Les Saints de glace, traditionnellement associés aux dates du 11 au 13 mai, sont souvent perçus comme une période de gelées tardives. Bien que cette croyance paysanne ne corresponde plus aux réalités climatiques actuelles, les risques de gel au sol persistent en mai en Suisse. Voici quatre erreurs à éviter pour préserver vos cultures et plantes ornementales.
Les quatre gestes à éviter
Planter trop tôt : un risque majeur
Les semis précoces exposent les jeunes pousses à des températures nocturnes basses. Même si les gelées aériennes sont rares en mai, le gel au sol peut endommager les racines et les tiges fragiles. Les données de MétéoSuisse indiquent que les gelées au sol se produisent régulièrement jusqu’à fin avril, mais des épisodes isolés peuvent survenir en mai.
Pourquoi attendre ?
Les plantes à feuilles larges (comme les tomates ou les courges) sont particulièrement sensibles. Privilégiez les semis en pots intérieurs jusqu’à la mi-mai, puis repiquez progressivement.
Oublier la protection des plantes
Les couvertures de jardins et les bâches sont des solutions efficaces pour isoler les plantes. Sans protection, une gelée nocturne peut détruire en quelques heures des semaines de travail. Les jardiniers expérimentés utilisent aussi des serres miniatures ou des cloches en plastique pour créer un microclimat.
Quelles alternatives ?
- Paillage épais : réduire la perte de chaleur du sol.
- Arrosage léger : humidifier le sol avant le gel pour augmenter sa température par évaporation.
Ignorer les prévisions météo
Pourquoi les prévisions sont cruciales
Les modèles météorologiques actuels permettent de détecter les perturbations froides plusieurs jours à l’avance. Une chute brutale des températures de 5 à 10°C en 24 heures est souvent annoncée, laissant le temps de prendre des mesures.
Comment s’informer efficacement ?
- Applications spécialisées : MétéoSuisse ou Weather Underground pour des prévisions locales.
- Alertes SMS : certaines communes envoient des notifications en cas de risque de gel.
Utiliser des engrais azotés en excès

Les dangers des excès d’azote
Les engrais riches en azote stimulent la croissance végétative, mais rendent les plantes plus vulnérables au froid.

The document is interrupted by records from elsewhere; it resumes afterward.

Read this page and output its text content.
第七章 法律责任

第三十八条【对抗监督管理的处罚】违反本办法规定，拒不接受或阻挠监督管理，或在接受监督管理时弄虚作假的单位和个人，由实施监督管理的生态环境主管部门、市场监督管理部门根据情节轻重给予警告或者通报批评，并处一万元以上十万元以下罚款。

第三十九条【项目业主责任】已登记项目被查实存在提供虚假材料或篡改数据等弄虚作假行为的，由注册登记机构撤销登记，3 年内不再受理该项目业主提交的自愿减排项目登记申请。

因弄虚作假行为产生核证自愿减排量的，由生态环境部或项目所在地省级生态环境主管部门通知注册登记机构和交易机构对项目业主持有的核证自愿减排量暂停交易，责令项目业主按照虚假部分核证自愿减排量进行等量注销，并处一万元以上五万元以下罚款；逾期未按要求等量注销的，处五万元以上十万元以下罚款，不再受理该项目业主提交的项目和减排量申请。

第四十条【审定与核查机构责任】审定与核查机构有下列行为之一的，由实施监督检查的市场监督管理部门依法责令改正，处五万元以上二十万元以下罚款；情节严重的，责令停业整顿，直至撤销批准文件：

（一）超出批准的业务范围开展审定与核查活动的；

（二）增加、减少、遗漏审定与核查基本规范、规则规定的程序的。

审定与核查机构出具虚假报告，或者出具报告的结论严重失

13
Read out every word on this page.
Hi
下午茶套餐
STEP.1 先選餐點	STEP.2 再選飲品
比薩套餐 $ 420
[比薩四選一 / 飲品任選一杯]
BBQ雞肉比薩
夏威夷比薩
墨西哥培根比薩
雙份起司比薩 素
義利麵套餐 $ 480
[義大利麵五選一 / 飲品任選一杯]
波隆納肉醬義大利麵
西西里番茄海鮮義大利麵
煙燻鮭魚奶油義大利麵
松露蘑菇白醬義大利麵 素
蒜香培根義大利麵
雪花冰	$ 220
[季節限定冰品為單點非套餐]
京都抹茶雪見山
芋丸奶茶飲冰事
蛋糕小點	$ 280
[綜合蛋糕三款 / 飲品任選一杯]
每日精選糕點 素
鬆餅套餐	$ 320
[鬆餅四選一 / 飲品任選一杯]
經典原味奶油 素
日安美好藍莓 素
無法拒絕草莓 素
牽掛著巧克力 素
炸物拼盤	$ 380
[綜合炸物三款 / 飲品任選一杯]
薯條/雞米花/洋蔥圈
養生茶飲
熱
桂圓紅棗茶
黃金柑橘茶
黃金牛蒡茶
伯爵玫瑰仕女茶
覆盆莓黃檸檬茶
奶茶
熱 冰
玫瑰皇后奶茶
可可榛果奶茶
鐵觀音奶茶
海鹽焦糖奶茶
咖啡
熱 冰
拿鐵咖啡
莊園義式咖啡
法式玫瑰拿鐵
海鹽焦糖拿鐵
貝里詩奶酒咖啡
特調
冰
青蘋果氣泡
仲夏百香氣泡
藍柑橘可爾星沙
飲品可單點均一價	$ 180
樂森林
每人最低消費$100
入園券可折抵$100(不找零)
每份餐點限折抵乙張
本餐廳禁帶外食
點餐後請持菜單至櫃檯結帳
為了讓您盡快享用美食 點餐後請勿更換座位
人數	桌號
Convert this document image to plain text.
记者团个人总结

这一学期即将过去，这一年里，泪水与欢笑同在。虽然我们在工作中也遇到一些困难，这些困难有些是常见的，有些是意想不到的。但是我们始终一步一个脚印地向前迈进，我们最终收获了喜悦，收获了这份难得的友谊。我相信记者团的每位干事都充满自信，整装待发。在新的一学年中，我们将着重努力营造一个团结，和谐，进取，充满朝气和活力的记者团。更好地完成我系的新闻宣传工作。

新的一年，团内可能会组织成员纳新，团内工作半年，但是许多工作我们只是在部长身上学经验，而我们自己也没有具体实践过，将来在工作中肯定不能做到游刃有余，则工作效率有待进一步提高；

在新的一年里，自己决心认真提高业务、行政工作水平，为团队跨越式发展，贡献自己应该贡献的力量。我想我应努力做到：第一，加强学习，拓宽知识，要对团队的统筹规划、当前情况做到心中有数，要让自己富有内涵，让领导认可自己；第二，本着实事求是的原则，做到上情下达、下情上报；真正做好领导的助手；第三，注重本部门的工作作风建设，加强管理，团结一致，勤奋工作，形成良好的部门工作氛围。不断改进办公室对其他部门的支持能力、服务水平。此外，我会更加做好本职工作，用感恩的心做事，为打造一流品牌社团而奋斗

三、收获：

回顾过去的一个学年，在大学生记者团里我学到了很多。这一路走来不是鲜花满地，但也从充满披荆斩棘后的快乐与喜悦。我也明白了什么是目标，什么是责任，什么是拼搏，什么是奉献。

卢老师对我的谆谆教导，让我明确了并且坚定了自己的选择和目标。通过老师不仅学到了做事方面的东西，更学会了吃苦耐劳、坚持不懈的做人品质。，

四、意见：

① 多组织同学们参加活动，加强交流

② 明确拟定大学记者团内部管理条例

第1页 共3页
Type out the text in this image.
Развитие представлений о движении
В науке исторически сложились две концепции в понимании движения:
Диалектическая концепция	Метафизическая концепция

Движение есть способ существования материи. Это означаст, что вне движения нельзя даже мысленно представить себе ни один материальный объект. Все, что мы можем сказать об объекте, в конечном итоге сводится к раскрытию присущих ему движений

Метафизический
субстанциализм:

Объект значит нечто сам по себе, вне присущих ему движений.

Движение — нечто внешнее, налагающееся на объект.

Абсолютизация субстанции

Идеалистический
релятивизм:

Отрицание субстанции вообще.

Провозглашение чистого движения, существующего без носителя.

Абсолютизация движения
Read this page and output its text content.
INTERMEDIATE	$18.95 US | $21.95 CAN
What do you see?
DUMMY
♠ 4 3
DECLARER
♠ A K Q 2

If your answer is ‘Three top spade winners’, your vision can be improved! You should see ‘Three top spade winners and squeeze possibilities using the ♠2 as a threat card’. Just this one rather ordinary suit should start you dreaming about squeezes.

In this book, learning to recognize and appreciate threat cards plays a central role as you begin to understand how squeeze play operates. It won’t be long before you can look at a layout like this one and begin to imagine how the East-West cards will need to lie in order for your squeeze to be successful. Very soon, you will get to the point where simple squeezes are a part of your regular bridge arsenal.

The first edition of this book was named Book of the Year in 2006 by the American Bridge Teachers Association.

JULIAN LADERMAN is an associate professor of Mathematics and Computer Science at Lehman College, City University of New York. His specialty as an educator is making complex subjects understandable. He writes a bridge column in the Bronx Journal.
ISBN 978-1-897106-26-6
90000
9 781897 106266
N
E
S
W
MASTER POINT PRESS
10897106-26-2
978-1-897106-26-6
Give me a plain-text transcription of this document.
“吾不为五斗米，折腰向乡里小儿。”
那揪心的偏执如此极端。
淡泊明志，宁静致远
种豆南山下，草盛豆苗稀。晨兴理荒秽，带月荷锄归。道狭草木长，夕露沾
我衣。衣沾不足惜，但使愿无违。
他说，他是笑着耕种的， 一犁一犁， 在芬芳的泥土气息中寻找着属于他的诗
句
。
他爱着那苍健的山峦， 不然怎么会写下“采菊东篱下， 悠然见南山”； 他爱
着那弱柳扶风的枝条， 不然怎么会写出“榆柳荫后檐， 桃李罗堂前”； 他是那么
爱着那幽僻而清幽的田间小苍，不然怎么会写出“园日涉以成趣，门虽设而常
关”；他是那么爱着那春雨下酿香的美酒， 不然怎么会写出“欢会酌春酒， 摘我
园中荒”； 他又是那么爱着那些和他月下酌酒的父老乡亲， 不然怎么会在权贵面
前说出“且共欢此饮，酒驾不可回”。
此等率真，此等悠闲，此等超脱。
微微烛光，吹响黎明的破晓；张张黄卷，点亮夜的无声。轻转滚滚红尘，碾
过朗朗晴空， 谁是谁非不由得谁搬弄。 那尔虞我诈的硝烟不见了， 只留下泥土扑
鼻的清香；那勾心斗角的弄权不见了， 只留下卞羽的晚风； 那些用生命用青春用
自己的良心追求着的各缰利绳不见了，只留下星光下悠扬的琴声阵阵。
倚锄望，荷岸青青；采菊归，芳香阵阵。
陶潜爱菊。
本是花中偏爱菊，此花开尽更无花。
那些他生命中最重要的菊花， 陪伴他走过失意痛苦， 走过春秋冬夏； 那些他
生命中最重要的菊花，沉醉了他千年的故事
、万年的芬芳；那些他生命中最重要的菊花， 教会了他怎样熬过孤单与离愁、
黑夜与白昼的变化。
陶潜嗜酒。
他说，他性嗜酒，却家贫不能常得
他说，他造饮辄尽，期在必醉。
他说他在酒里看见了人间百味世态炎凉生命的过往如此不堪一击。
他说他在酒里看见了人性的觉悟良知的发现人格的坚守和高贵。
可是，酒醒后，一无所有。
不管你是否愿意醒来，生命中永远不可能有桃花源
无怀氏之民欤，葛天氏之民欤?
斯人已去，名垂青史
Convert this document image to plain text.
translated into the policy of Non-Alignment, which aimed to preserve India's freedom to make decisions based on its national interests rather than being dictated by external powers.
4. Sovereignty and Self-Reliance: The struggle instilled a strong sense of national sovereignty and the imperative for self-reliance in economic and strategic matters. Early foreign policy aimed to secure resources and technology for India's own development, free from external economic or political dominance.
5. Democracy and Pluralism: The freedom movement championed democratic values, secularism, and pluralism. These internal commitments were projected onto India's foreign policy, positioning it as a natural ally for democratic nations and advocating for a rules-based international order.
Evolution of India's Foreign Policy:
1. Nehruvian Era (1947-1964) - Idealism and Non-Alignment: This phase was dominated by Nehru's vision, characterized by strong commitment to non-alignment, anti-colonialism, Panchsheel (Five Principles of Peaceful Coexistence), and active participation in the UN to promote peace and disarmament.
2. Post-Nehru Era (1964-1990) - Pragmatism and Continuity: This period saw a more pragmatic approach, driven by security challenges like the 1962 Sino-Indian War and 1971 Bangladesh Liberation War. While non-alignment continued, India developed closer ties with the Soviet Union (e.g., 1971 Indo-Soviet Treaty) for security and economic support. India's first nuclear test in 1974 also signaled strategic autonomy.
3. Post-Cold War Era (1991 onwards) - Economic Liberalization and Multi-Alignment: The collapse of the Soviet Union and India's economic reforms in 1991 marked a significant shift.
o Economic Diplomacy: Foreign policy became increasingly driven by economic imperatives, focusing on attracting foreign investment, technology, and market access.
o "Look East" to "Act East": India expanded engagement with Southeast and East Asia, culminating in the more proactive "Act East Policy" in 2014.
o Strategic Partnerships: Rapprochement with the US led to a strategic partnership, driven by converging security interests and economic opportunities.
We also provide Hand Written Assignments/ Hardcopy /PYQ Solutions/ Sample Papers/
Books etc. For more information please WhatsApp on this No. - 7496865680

Les tiges tendres et les feuilles jeunes sont particulièrement sensibles aux gelées.
Quelles alternatives ?
- Engrais potassiques : renforcent la résistance aux stress climatiques.
- Compost : apporte des nutriments progressivement sans surstimuler la croissance.
Comprendre le mythe des Saints de glace
Origine et évolution d’une croyance
Les Saints de glace (Mamert, Pancrace et Servais) ont été associés à des gelées tardives au Moyen Âge. Initialement fixés à la fin mai dans le calendrier julien, leur date a été décalée vers la mi-mai avec l’adoption du calendrier grégorien en 1582.
Pourquoi cette croyance persiste-t-elle ?
- Mémoire collective : transmission orale des techniques agricoles.
- Cohérence apparente : coïncidence entre certaines gelées et la période des Saints.
Les conséquences du réchauffement climatique
Un risque en baisse, mais pas éliminé
Les données climatiques montrent une élévation des températures moyennes en Suisse, réduisant la fréquence des gelées en mai. Cependant, des épisodes froids isolés peuvent toujours survenir, notamment dans les zones montagneuses ou en altitude.
Quel impact sur les jardiniers ?
- Sécheresse accrue : nécessité de gérer l’arrosage.
- Perturbations météo : instabilité accrue des conditions climatiques.
Solutions pratiques pour se protéger

Préparer le jardin en amont
Liste de vérification :
- Inventaire des plantes sensibles : identifier les espèces à risque.
- Stock de protections : couvertures, bâches, cloches.
- Plan de repli : espace couvert pour les pots en cas de gel.
Exemple concret :
« J’ai perdu 80% de mes tomates en 2022 à cause d’une gelée surprise. Désormais, je repique toujours après le 15 mai et je garde des bâches en réserve. » – Un jardinier genevois.
: prudence et préparation
Les Saints de glace ne constituent plus une menace systématique, mais les gelées tardives restent possibles. En évitant les quatre erreurs majeures (plantation trop précoce, absence de protection, ignorance des prévisions, excès d’azote), les jardiniers peuvent minimiser les risques. L’adaptation aux nouvelles réalités climatiques, combinée à des techniques éprouvées, est la clé pour réussir cette période délicate.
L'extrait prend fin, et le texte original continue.